Durven guardó un momento de silencio.

—Me ha traído más que esto —respondió al fin—. He empleado mis facultades hasta el máximo y he saboreado triunfos que no puedes imaginarte. El día que regresó al sistema solar la Primera Expedición fue como toda una vida en Shastar.

—¿Crees —preguntó Hannar— que construiréis ciudades más hermosas que ésta bajo aquellos soles extraños, cuando hayáis dejado nuestro mundo para siempre?

—Si sentimos este impulso, sí. En caso contrario construiremos otras cosas. Pero debemos construir. ¿Y qué ha creado tu pueblo durante los últimos cien años?

—No pienses que hemos estado completamente ociosos porque no hayamos construido máquinas, porque hayamos vuelto la espalda a las estrellas y estemos contentos con nuestro propio mundo.

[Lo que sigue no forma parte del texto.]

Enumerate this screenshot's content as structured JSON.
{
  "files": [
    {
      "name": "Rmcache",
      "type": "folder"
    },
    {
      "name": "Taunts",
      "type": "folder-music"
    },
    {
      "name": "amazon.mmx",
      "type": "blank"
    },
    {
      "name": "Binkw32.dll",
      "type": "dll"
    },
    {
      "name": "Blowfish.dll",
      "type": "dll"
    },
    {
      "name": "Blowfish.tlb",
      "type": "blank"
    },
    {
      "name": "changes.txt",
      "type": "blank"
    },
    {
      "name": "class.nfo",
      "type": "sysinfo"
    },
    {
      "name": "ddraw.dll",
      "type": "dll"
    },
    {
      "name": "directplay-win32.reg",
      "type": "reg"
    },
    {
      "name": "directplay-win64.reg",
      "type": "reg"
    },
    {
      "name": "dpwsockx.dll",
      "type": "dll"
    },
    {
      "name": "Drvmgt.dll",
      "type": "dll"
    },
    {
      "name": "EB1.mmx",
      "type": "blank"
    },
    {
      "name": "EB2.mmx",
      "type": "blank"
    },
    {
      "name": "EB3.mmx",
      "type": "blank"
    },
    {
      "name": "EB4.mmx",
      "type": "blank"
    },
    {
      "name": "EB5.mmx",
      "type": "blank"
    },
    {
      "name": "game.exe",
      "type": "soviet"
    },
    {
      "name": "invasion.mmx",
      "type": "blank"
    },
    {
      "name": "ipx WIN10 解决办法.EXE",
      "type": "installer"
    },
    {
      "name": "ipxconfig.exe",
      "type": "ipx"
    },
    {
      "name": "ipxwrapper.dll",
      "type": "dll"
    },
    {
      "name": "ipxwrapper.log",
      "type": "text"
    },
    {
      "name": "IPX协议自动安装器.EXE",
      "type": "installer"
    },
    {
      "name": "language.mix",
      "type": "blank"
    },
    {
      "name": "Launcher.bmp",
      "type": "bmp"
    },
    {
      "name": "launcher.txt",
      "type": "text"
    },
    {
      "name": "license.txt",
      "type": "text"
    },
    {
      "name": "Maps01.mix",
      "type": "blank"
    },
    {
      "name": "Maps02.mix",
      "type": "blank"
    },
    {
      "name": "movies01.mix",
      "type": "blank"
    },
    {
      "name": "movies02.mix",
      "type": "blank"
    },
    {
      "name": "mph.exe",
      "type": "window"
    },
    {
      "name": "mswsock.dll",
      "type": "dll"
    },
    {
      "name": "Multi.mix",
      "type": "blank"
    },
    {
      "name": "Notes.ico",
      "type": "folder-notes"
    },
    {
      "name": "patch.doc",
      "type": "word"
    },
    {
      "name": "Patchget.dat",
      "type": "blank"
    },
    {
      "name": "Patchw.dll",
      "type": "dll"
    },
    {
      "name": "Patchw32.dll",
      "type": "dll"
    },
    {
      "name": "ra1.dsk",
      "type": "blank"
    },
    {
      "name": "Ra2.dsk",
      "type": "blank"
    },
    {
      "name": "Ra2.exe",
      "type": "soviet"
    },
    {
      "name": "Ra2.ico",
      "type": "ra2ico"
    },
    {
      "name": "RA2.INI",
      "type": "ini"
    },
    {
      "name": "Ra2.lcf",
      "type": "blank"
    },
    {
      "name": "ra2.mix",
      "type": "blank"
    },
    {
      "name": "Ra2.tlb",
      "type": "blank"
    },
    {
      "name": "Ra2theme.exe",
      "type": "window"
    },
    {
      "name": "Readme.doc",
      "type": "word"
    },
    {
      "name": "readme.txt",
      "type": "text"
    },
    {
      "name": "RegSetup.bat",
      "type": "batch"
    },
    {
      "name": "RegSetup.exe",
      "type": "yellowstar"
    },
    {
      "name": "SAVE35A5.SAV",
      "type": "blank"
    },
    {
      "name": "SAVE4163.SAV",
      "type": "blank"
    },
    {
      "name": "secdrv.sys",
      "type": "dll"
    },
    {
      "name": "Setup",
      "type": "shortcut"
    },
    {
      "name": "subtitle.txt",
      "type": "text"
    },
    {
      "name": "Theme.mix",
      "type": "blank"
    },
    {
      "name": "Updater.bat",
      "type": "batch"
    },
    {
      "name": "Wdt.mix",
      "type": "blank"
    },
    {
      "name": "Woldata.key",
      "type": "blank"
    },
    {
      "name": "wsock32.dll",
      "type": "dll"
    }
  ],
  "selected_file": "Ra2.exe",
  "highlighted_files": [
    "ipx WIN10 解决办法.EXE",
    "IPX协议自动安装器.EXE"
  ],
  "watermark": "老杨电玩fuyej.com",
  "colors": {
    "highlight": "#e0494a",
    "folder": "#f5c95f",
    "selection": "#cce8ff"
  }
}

Aquí, en Shastar, hemos creado un estilo de vida que no ha sido superado jamás. Hemos estudiado el arte de vivir; nuestra aristocracia es la primera en la que no hay esclavos. Éste es nuestro logro, y por él nos
juzgará
. la Historia.

—Estoy de acuerdo —replicó Durven—, pero no olvides que vuestro paraíso fue construido por científicos que tuvieron que luchar como nosotros para conseguir que sus sueños se convirtiesen en realidad.

—No siempre triunfaron. Los planetas los derrotaron una vez. ¿Por qué habrían de ser más acogedores los mundos de otros soles?

Era una buena pregunta. Después de quinientos años, el recuerdo del primer fracaso seguía siendo amargo. ¡Con qué sueños y esperanzas se había lanzado el hombre hacia los planetas a finales del siglo XX! Pero los había encontrado no sólo áridos y sin vida sino furiosamente hostiles. Desde el fuego amenazador de los mares de lava de Mercurio hasta los glaciares de nitrógeno sólido de Plutón, no había ningún lugar, fuera de su propio mundo, en el que pudiese vivir sin protección; y había vuelto a su propio mundo después de un siglo de lucha inútil.

Sin embargo, el sueño no se había extinguido del todo; cuando se abandonó el plan, quedaron todavía algunos que se atrevían a soñar en las estrellas. De aquel sueño había nacido al fin el Viaje Trascendental, la Primera Expedición y, ahora, el vino embriagador del éxito tardío.